The exact future of GaS remains to be seen. But the potential consequences point to a deeper problem in twenty-first-century plant breeding, rooted in the patent system. Before 1980 plant breeding was governed by the Plant Variety Protection Act (PVPA). This law allowed breeders to own the plant varieties they created but kept the raw genetic materials in the public domain. When in Diamond v. Chakrabarty the Supreme Court ruled that it was legal to patent genes, the rules changed. If PVPA protection acted like a copyright on a book, the gene patents meant ownership of individual words. In order to write today, one must have the money to buy the words.
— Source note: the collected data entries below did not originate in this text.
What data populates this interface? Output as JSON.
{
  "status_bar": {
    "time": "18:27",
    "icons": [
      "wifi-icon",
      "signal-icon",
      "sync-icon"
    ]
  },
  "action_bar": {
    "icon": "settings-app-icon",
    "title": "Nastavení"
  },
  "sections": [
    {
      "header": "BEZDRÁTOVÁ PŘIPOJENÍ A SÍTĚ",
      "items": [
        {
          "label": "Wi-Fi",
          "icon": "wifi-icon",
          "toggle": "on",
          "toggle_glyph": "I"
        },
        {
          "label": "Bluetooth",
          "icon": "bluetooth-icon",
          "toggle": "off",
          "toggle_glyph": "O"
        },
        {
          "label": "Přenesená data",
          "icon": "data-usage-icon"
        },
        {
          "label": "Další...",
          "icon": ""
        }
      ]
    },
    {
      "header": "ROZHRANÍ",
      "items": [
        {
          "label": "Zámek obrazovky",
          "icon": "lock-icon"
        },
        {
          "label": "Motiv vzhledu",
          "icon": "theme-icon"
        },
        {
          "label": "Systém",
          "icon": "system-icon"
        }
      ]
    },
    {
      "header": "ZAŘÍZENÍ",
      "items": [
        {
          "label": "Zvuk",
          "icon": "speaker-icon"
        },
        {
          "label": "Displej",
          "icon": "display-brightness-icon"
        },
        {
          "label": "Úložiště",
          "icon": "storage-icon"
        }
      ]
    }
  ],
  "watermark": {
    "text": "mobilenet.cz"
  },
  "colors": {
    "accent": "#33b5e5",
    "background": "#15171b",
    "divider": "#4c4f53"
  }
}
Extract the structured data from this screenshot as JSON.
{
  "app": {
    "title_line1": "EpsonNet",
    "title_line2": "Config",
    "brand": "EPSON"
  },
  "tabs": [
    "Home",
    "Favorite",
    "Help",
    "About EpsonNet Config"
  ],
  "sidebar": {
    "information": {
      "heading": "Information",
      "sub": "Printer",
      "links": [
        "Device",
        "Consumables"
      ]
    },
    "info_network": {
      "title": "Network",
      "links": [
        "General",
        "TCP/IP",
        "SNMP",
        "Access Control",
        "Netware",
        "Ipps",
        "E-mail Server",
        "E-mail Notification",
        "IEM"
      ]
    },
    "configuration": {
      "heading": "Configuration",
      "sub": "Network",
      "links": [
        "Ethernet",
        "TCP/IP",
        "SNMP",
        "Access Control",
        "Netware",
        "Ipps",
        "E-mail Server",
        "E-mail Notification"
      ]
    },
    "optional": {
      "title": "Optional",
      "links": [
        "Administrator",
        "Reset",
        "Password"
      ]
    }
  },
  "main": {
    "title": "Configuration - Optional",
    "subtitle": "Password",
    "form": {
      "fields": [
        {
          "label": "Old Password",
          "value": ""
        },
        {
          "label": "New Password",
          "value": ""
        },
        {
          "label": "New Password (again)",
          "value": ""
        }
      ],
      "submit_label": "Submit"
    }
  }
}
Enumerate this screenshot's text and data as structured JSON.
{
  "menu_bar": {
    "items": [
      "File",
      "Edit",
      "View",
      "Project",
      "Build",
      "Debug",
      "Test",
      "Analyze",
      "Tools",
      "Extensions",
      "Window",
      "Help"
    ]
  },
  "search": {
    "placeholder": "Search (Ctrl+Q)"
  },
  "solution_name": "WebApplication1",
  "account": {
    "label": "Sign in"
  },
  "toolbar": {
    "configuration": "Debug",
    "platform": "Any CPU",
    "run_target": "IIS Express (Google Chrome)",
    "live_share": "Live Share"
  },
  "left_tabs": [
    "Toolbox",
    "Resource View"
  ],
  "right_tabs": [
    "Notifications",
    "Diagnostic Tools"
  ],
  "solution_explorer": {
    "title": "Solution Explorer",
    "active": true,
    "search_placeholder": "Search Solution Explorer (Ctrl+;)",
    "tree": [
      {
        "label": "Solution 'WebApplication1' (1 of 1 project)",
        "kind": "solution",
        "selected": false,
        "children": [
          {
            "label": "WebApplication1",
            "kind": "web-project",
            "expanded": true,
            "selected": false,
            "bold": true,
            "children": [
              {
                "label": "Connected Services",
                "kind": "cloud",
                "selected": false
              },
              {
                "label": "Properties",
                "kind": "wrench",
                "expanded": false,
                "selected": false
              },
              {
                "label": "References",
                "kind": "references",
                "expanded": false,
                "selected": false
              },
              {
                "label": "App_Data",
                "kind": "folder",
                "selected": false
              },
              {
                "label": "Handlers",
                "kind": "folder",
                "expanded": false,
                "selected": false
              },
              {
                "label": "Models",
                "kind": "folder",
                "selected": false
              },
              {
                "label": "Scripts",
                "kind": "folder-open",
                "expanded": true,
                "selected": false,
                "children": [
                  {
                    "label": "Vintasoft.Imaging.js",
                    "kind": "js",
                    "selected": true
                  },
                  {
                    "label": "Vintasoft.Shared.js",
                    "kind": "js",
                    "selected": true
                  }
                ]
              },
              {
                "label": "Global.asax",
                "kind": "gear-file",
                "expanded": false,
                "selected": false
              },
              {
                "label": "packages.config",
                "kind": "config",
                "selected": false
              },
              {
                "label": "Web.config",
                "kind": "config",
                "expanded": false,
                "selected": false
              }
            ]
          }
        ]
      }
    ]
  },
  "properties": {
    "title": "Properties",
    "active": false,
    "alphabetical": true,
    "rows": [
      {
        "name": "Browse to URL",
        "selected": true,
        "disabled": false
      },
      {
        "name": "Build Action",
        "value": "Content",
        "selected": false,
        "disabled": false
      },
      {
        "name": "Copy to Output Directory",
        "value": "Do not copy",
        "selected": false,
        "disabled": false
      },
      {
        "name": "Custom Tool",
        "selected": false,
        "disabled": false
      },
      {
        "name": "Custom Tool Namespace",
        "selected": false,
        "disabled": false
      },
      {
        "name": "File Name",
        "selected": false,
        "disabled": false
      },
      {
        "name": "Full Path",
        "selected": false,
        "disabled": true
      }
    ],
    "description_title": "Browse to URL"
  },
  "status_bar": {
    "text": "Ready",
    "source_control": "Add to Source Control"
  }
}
It follows that those who end up controlling plant breeding guide their decisions by profitability, not what is best for the farmers or the public they serve. “This system offers ways for people to make money quickly but provides no public good,” Vetter says. “So far as I can tell, the only ones that are served are the holders of the patents.” Meanwhile, those without the money must try to write solutions using an increasingly limited vocabulary. This is why the GaS patent is such a slap in the face: Farmers and publicly funded breeders such as Smith have been largely shut out of the process by which agriculture’s decisions are made. Those tools still in the public domain are crucial to their work; with Hoegemeyer’s patent, another one is lost. “We as a society don’t seem to have a venue for deciding if this is a good thing,” Smith says. “We seem to think that if the market will support it, it must be OK. But I, for one, don’t necessarily agree with that.”